Mr. Harris take the field
And play the 16th man
We’ll sing of Athenrae
And you’ll do all you can
For the green
The glorious green
The emerald green
Of Ireland’s pride
We’ll take the fight
We’ll never yield
For Irish sons have Irish hearts

5. “Sadness of a Woman,” Russell Crowe and Alan Doyle (2011)

Written by Russell Crowe

In 2011, Crowe and Doyle teamed up for The Crowe/Doyle Songbook Vol III, a collection of nine original songs along with the acoustic demo versions of each. The album also featured Danielle Spencer on guest vocals.

She comes for me in silence
When the night is closing down
And most have drawn the curtains on their eyes
She wears a lover’s face
That has never seen a dawn
It disappears in daylight
And I know it’s just a disguise
And she says, I… carry the sadness of a woman
A sadness only women understand
You… you’ll hear my footsteps
Louder when I’m gone
Just like every other man

6.  “Out of Range,” Indoor Garden Party (2017)

Written by Russell Crowe, Alan Doyle, and Scott Grimes

By 2017, Crowe and Doyle formed Indoor Garden Party with Scott Grimes, Samantha Barks, and Carl Falk and released the album The Musical. The 13-track album was written by Crowe and Doyle with some tracks co-written with Grimes. All three co-wrote the uplifting “Out of Range.”

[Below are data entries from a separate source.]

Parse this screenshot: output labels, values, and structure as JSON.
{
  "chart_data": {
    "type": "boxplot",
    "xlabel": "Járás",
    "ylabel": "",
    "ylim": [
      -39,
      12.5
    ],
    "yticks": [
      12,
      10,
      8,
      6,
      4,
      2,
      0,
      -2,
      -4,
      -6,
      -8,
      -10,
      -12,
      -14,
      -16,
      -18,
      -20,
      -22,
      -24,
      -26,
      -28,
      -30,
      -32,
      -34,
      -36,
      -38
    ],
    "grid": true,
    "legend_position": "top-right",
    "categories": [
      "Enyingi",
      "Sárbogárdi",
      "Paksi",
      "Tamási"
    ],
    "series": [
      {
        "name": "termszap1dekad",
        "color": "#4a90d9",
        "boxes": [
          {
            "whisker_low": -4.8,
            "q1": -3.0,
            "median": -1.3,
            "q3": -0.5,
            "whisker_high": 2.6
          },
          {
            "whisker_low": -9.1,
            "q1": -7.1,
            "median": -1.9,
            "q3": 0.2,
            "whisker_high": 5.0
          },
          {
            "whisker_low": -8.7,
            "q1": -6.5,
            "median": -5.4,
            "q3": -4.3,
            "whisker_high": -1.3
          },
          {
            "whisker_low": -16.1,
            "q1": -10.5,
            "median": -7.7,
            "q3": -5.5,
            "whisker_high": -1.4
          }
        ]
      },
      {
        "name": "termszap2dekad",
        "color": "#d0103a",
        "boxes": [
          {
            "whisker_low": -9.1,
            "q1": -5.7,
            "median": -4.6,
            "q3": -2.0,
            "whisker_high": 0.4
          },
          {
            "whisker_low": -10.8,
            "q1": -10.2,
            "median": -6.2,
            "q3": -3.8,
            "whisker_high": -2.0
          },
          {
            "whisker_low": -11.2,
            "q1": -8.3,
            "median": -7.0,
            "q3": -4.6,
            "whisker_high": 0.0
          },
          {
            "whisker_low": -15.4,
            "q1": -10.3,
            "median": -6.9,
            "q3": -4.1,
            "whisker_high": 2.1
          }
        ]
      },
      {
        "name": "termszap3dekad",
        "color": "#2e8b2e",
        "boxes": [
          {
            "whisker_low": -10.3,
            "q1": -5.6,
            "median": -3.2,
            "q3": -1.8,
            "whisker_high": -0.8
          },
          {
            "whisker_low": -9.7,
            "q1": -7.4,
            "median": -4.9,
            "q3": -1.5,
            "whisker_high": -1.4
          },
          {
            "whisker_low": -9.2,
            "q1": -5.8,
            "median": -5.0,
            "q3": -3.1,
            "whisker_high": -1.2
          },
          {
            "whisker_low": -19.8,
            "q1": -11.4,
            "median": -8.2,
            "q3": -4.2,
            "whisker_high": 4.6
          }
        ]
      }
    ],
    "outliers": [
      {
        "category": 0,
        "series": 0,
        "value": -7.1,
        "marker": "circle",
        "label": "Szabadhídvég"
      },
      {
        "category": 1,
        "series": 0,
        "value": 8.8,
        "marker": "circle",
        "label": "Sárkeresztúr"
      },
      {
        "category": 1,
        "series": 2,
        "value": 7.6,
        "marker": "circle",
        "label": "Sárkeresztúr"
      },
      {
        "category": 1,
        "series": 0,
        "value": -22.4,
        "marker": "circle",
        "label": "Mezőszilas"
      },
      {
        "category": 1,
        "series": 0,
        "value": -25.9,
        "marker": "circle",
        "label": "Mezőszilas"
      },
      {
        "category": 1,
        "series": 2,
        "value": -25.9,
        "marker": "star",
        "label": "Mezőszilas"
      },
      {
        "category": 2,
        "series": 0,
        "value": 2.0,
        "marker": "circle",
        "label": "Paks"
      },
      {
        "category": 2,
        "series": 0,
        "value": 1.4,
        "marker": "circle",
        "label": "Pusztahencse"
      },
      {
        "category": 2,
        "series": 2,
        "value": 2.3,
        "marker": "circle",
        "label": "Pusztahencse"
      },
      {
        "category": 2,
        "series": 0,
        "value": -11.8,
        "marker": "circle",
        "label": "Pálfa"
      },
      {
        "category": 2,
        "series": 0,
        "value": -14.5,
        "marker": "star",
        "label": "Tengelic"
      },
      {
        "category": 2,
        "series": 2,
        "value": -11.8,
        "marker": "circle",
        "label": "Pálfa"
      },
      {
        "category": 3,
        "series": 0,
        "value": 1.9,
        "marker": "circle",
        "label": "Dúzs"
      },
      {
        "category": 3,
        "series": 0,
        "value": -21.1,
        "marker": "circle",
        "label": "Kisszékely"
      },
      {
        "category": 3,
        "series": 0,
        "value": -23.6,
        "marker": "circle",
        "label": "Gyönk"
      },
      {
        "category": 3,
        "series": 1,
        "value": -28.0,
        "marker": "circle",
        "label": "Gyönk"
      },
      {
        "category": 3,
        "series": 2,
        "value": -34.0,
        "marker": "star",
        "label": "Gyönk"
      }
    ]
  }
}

Start with the step you don’t want to take
He said
Walk with a purpose that you won’t forget
Meet yourself
When you leave those other dreams behind
Lift your eyes
There’s a fire in the sky
You thought had died 10,000 miles away
Filling in the gaps of my yesterdays
Waving to the other souls
Who have come this way
I will find a home

In June 2023 the band performed at the Teatro Comunale Nouveau in Bologna, Italy with proceeds from the concert benefitting people impacted by the floods in Emilia-Romagna in May of that year, which claimed 17 lives and displaced thousands of people within the Italian region.